Bring Multilingual Texts Into Comparative Politics With Topic Models

Insights from the Field

STM

Machine translation

Multilingual

Text analysis

Comparative politics

Computer-Assisted Text Analysis for Comparative Politics was authored by Christopher Lucas, Richard A. Nielsen, Margaret E. Roberts, Brandon M. Stewart, Alex Storer and Dustin Tingley. It was published by Cambridge in Pol. An. in 2015.

🔎 What this article tackles

Recent advances in tools for systematic text analysis are opening new research possibilities across the social sciences. For comparative politics—where interest often centers on non-English or multilingual corpora—those advances can be hard to access. This article maps practical issues that arise at every stage of multilingual text work and emphasizes how standard procedures change across languages.

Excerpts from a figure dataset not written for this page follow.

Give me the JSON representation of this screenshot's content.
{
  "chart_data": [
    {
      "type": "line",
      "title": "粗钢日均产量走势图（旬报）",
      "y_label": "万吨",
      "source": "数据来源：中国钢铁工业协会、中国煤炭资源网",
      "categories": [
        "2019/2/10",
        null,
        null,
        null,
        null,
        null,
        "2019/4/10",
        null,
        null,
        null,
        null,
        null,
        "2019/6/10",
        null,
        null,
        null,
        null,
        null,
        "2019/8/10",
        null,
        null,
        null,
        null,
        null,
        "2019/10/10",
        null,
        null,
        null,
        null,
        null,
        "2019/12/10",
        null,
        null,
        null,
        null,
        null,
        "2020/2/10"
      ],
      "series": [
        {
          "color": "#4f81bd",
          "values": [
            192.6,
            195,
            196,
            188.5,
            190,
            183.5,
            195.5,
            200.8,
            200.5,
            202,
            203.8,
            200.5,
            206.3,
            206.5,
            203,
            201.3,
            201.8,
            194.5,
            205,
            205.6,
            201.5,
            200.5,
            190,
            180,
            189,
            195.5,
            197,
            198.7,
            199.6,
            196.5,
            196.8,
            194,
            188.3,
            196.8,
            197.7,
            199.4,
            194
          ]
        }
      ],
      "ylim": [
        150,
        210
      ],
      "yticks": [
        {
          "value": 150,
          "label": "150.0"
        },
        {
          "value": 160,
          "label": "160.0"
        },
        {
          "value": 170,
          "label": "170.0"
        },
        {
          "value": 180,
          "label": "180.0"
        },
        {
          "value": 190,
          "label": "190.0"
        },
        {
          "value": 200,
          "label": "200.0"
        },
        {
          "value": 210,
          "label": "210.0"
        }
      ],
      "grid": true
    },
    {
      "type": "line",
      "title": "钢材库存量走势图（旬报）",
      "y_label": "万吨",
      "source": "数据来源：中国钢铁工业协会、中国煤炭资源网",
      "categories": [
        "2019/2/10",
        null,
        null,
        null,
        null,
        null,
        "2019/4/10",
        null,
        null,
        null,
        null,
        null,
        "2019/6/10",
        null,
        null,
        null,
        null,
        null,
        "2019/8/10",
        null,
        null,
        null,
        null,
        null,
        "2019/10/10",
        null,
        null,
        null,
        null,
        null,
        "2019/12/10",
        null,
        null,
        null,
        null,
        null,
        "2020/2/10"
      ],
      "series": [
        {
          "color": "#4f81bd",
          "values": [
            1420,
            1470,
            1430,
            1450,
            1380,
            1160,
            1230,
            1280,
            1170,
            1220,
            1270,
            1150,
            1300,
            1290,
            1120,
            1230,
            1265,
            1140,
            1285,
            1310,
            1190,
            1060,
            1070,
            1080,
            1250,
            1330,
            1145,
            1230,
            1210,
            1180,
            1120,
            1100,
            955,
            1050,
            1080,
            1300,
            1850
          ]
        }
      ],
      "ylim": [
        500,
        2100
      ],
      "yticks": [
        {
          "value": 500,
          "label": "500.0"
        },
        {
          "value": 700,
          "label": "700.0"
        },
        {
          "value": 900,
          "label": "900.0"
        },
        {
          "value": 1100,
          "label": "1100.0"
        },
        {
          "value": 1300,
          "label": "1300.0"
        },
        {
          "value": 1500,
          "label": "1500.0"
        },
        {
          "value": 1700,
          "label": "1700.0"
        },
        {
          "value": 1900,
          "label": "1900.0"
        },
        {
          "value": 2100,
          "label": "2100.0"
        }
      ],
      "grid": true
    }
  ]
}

🔧 How text processing, management, translation, and analysis differ by language

Discusses practical steps for handling textual data across languages, including preprocessing, file and metadata management, translation choices, and analytic workflows
Highlights language-specific challenges and where common pipelines need adjustment

🧪 Two applied demonstrations using the Structural Topic Model

Combines the procedures described into two concrete examples of automated text analysis using the recently introduced Structural Topic Model (STM)
Shows how STM can be applied both to native-language corpora and to data that have been converted into a single language via machine translation

📂 Tools and reproducibility

All described methods are implemented in open-source software packages made available by the authors

⚖️ Why it matters

Provides a practical, language-aware roadmap for comparative politics researchers who want to leverage modern automated text methods while avoiding common pitfalls when working with non-English and multilingual data.